If you attended the Sweetwater 420 Fest over the weekend of April 19-21 you may have noticed their first ever bike valet. With the parking troubles around Candler Park, this bike valet really helped give another transportation option.
“The bike valet system ran awfully smooth,” said Andy Bibliowicz, coordinator for six years at the Sweetwater 420 Festival. “The Little Five Points area can have enough traffic issues on any regular weekend. We think we helped reduce that problem”
Bibliowicz is an Atlanta native who just began commuting to Atlanta in the last six months via MARTA and bicycle. He is the Southeast marketing coordinator for a micro-brewery in Chicago. He lives in Dunwoody and commutes all over Atlanta to connect with clients.
“I think that Atlanta has outgrown MARTA,” said Bibliowicz. “I think that the addition of trails, bike lanes, and light rails are needed to compliment MARTA to make Atlanta the city it has the potential to be.”
All of these additions will help to keep people moving about the city of Atlanta. This should mean not only an increase in population, but also create an urban renewal. One of the side-stories of how the Beltline will help the community is the affordable housing project that will be along the north side of the trail and work in conjunction with the Shepherd Spinal Center. Both buildings happen to lie along the trail and will create a way for patients to commute to the center without the need of a car or other means of transportation.
The Beltline will also help serve the half-mile radius from the trails, as the expected rise in property values and taxes will go directly back into the Beltline and its improvements, thus creating an ideal win-win situation. Also, the east-west line of the Atlanta Streetcar project runs along Edgewood and Auburn avenues where there are a lot of abandoned buildings. This project will transform this area into a thriving live, work and play community and will eventually connect with the Beltline. The project will continue by building a north-south line a couple years from now.

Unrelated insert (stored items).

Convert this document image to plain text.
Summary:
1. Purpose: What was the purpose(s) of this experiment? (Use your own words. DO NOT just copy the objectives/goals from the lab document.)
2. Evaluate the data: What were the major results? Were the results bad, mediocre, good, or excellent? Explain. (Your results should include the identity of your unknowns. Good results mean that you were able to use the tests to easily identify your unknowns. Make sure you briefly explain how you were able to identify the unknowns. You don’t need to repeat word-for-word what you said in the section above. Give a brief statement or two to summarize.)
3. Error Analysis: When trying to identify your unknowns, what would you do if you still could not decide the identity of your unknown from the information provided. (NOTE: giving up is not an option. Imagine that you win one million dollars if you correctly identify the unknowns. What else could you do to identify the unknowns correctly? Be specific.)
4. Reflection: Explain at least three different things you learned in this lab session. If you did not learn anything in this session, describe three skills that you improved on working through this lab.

These changes are what Atlanta natives have been calling for. As a host of three major sport teams, 24 universities, colleges and junior colleges, the busiest airport in the world as well as home to major corporations like Coca-cola, Home Depot, and Delta Airlines, Atlanta must have the capacity to house and move all of these citizens and visitors alike. Atlanta was once called Terminus because of all of the intersecting freight lines that grew Atlanta so fast in the antebellum South. Now, ironically, with the help of these old rail lines along with tremendous community support, Atlanta hopes to once again become one of the more progressive cities in the nation.